À ces trois premiers champs de vocabulaires s’en ajoutent trois autres, de nature sensiblement différente, et liés au domaine de l’identité dans ses deux dimensions : l’identité nationale (notation : D) avec des mots relatifs à la communauté nationale comme nous, Tchadiens, république, capitale, drapeau, hymne national, et l’identité continentale (notation : E) avec des mots comme « Afrique, continent, Panafricain, Négro, Royaume africain ».

Il nous a semblé utile de créer un volet complémentaire concernant l’identité et relatif à sa dimension locale (notation : G), avec des mots comme « village, tribu, racine, origine », car cette dimension s'est imposée pendant l'analyse.

D’autre part, il nous semblait indispensable d’ajouter au vocabulaire proprement politique un certain nombre de mots faisant référence au domaine des pratiques politiques contribuant à la démocratie (notation : H), avec les mots comme « syndicat, opposer, débat, dialogue, point de vue », ainsi que les termes dont la signification est opposée à la notion de démocratie (notation : I), avec des mots tels que « dictature, injuste, corruption, guerre, rébellion, lion, héro, colonie, violence ».

Le dernier volet concerne l’aspect social (notation : J), qui est indirectement lié à la vie politique, afin de mesurer l’intérêt des élèves pour ce qui se passe autour d’eux, avec des mots comme « argent, moto, réussite, progrès, bourgeoisie, classe sociale, compromis, salaire ».

Dans notre analyse des résultats, nous devrons prendre en compte le rôle déterminant des facteurs sociologiques tels que l'âge et le sexe. Quant au facteur lié au milieu familial, nous ne voyons pas la nécessité d’en mesurer l’impact, car la nature de la vie familiale dans une grande partie de la société tchadienne impose une distance entre adultes et enfants à la maison ainsi qu’entre les hommes et les femmes, ce qui explique l'absence de certaines pratiques telles que le dialogue ou l’échange d’idées. Cette catégorisation familiale réduit les possibilités d’impact des valeurs ou des opinions.

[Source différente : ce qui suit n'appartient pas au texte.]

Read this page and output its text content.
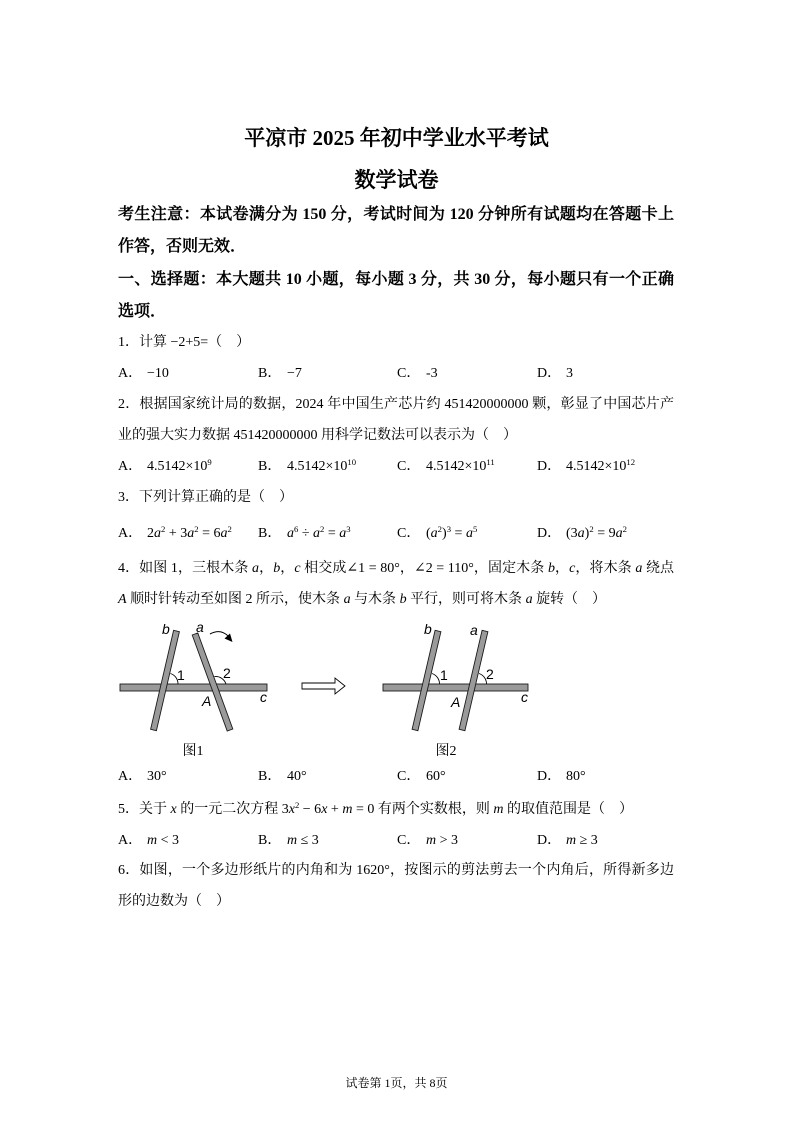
平凉市 2025 年初中学业水平考试
数学试卷
考生注意：本试卷满分为 150 分，考试时间为 120 分钟所有试题均在答题卡上
作答，否则无效．
一、选择题：本大题共 10 小题，每小题 3 分，共 30 分，每小题只有一个正确
选项．
1．计算 −2+5=（　）
A． −10	B． −7	C． -3	D． 3
2．根据国家统计局的数据，2024 年中国生产芯片约 451420000000 颗，彰显了中国芯片产
业的强大实力数据 451420000000 用科学记数法可以表示为（　）
A． $4.5142\times 10^9$	B． $4.5142\times 10^{10}$	C． $4.5142\times 10^{11}$	D． $4.5142\times 10^{12}$
3．下列计算正确的是（　）
A． $2a^2 + 3a^2 = 6a^2$ B． $a^6 \div a^2 = a^3$	C． $(a^2)^3 = a^5$	D． $(3a)^2 = 9a^2$
4．如图 1，三根木条 a，b，c 相交成∠1 = 80°，∠2 = 110°，固定木条 b，c，将木条 a 绕点
A 顺时针转动至如图 2 所示，使木条 a 与木条 b 平行，则可将木条 a 旋转（　）
b a
1	2
A	c
图1
b	a
1	2
A	c
图2
A． 30°	B． 40°	C． 60°	D． 80°
5．关于 x 的一元二次方程 $3x^2 - 6x + m = 0$ 有两个实数根，则 m 的取值范围是（　）
A． m < 3	B． m ≤ 3	C． m > 3	D． m ≥ 3
6．如图，一个多边形纸片的内角和为 1620°，按图示的剪法剪去一个内角后，所得新多边
形的边数为（　）
试卷第 1页，共 8页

Nous avons séparé les mots trop proches comme « ministre et gouvernement », « armée et guerre ». Nous avons mélangé adjectifs et substantifs et avons glissé tout au long de la liste des mots pouvant être perçus comme moins directement politiques par les enfants, tels que « obéissance,

devoir, liberté ». Il s’agissait d’aérer l’ensemble, de « dépolitiser » en apparence l’opération et d’éviter une automaticité des réponses chez l’enfant.

Pour éviter les chances d’incompréhension du stimulus de réponse, nous avons simplement demandé aux enfants de cocher s’ils connaissaient, aimaient, n’aimaient pas les mots que nous leur soumettions ou choisissaient de ne pas répondre (champ libre).

Pour chaque mot, les propositions de réponses se présentent donc ainsi :

Assemblée nationale Je n’aime pas J’aime Je ne connais pas

Nous retenons ces quatre réponses pour couvrir deux dimensions essentielles de l’acquisition du vocabulaire que sont la compréhension, la valorisation ou l’ignorance, sans préjuger de leur ordre d’apparition ni de leur rôle respectif. Notre objectif est d’essayer de trouver les dimensions de l’univers politique des élèves dans le domaine du pouvoir, les modalités de développement de leurs connaissances et la valorisation des symboles politiques en fonction de facteurs tels que l’âge et le sexe. Par ailleurs, nous nous situons d’emblée au niveau de l’affectif afin de pouvoir étudier ensuite la signification sur le plan intellectuel de telle représentation ou du regroupement de tel et tel mot.